Q: I've been battling to get homework from my pupils. I'm determined to get 100 per cent homework from my two Year 7 classes and my Year 10 class. Our school policy states that we can issue an after-school detention for work that hasn't been handed in after one reminder. That was my threat. It has proved to be a struggle with pupils losing sheets, trips for me to homework club, and three pupils assigned to detention so far. I asked some colleagues how they got on and there was a lacklustre answer: 75 per cent response rate for homework was not uncommon. Several said that they ignored departmental policy and did not set much homework. Does it have an educational value? Is it worth the effort to chase missing work? What strategies could I use for getting better responses?
A: This is a whole-school issue and one that your school management team should be addressing, urgently. Any policy, whatever its merits or defects, is useless if it is not fully implemented. If some of your colleagues are ignoring policies, what message are they sending about the school's expectations?
There's plenty of research to suggest that high-achieving schools have effective homework policies. That doesn't mean that it's the homework itself that produces the good results, but an insistence on intelligently set and carefully monitored homework is a very effective way of sending clear messages about the school's high expectations of its pupils and of its teachers. The work may not be directly responsible for good results, but it's an expression of the attitudes and values that lead to success.

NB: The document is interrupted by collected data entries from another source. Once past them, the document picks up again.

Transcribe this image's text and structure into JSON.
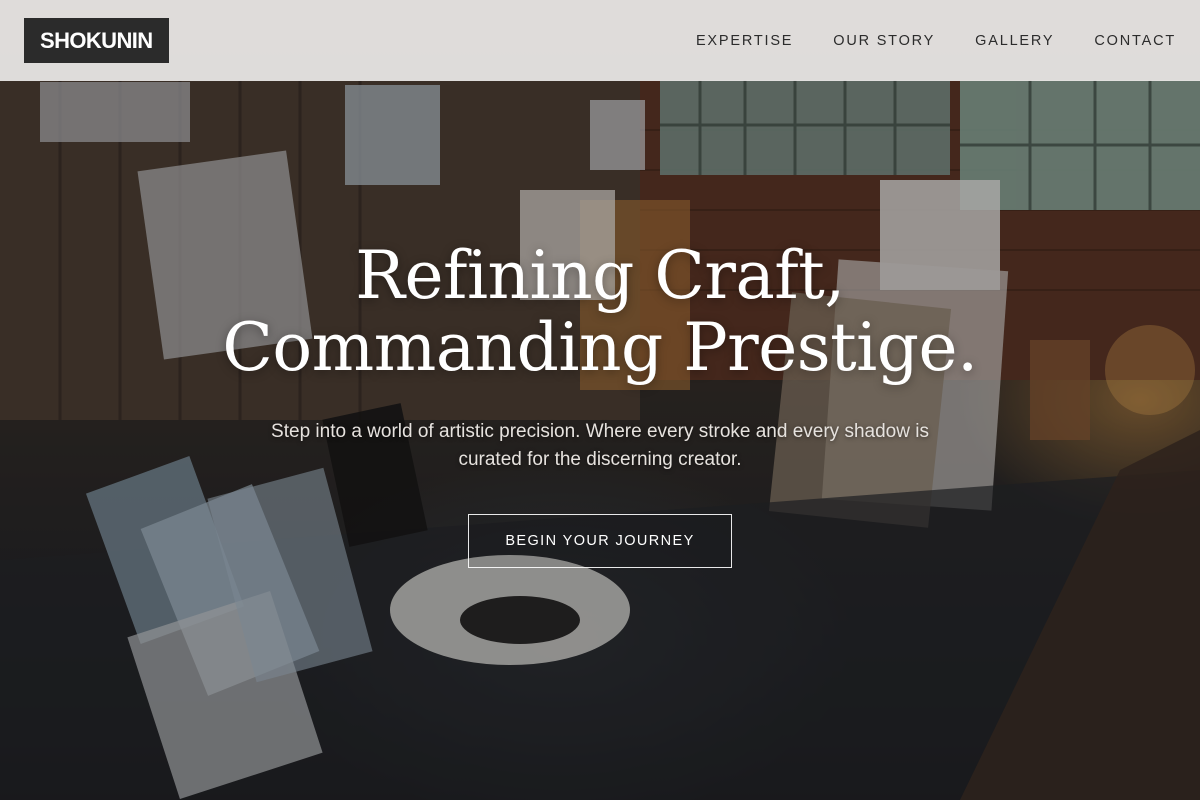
{
  "brand": {
    "logo_text": "SHOKUNIN"
  },
  "nav": {
    "items": [
      {
        "label": "EXPERTISE"
      },
      {
        "label": "OUR STORY"
      },
      {
        "label": "GALLERY"
      },
      {
        "label": "CONTACT"
      }
    ]
  },
  "hero": {
    "headline_line1": "Refining Craft,",
    "headline_line2": "Commanding Prestige.",
    "subtext": "Step into a world of artistic precision. Where every stroke and every shadow is curated for the discerning creator.",
    "cta_label": "BEGIN YOUR JOURNEY",
    "background_description_icon": "art-studio-photo"
  },
  "colors": {
    "header_bg": "#ECEAE8",
    "logo_bg": "#2B2B2B",
    "nav_text": "#2C2C2C",
    "hero_text": "#FFFFFF"
  }
}
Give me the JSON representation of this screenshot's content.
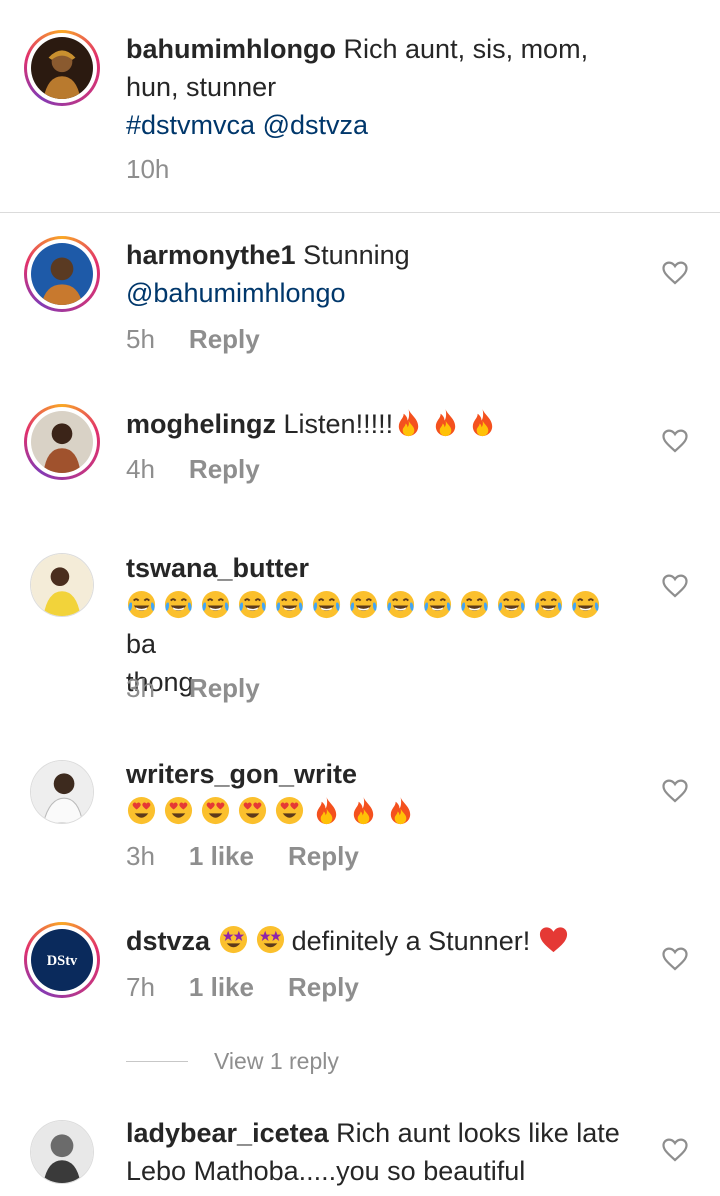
{
  "caption": {
    "username": "bahumimhlongo",
    "text": "Rich aunt, sis, mom, hun, stunner",
    "hashtag": "#dstvmvca",
    "mention": "@dstvza",
    "time": "10h"
  },
  "comments": [
    {
      "username": "harmonythe1",
      "text": "Stunning",
      "mention": "@bahumimhlongo",
      "time": "5h",
      "reply_label": "Reply"
    },
    {
      "username": "moghelingz",
      "text": "Listen!!!!!",
      "emojis": [
        "fire-emoji",
        "fire-emoji",
        "fire-emoji"
      ],
      "time": "4h",
      "reply_label": "Reply"
    },
    {
      "username": "tswana_butter",
      "emojis": [
        "tears-of-joy-emoji",
        "tears-of-joy-emoji",
        "tears-of-joy-emoji",
        "tears-of-joy-emoji",
        "tears-of-joy-emoji",
        "tears-of-joy-emoji",
        "tears-of-joy-emoji",
        "tears-of-joy-emoji",
        "tears-of-joy-emoji",
        "tears-of-joy-emoji",
        "tears-of-joy-emoji",
        "tears-of-joy-emoji",
        "tears-of-joy-emoji"
      ],
      "text_after": "ba",
      "text_line2": "thong",
      "time": "3h",
      "reply_label": "Reply"
    },
    {
      "username": "writers_gon_write",
      "emojis": [
        "heart-eyes-emoji",
        "heart-eyes-emoji",
        "heart-eyes-emoji",
        "heart-eyes-emoji",
        "heart-eyes-emoji",
        "fire-emoji",
        "fire-emoji",
        "fire-emoji"
      ],
      "time": "3h",
      "likes": "1 like",
      "reply_label": "Reply"
    },
    {
      "username": "dstvza",
      "emojis": [
        "star-struck-emoji",
        "star-struck-emoji"
      ],
      "text": "definitely a Stunner!",
      "trailing_emoji": "red-heart-emoji",
      "avatar_logo": "DStv",
      "time": "7h",
      "likes": "1 like",
      "reply_label": "Reply"
    },
    {
      "username": "ladybear_icetea",
      "text": "Rich aunt looks like late Lebo Mathoba.....you so beautiful"
    }
  ],
  "view_replies_label": "View 1 reply",
  "colors": {
    "text": "#262626",
    "muted": "#8e8e8e",
    "link": "#00376b",
    "divider": "#dbdbdb",
    "story_ring": "#e1306c",
    "dstv_blue": "#0a2a5c"
  }
}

Responses to your requests will improve if:
* the tasks you set are clearly linked to the whole programme of study and to classroom learning
* the tasks offer opportunities for independent work - research and reporting back
* you value homework as highly as classwork
* parents know what work you are setting and why, and are clear about what defines a good response to the task
* you have and are using a homework diary that is checked by parents and the form tutor.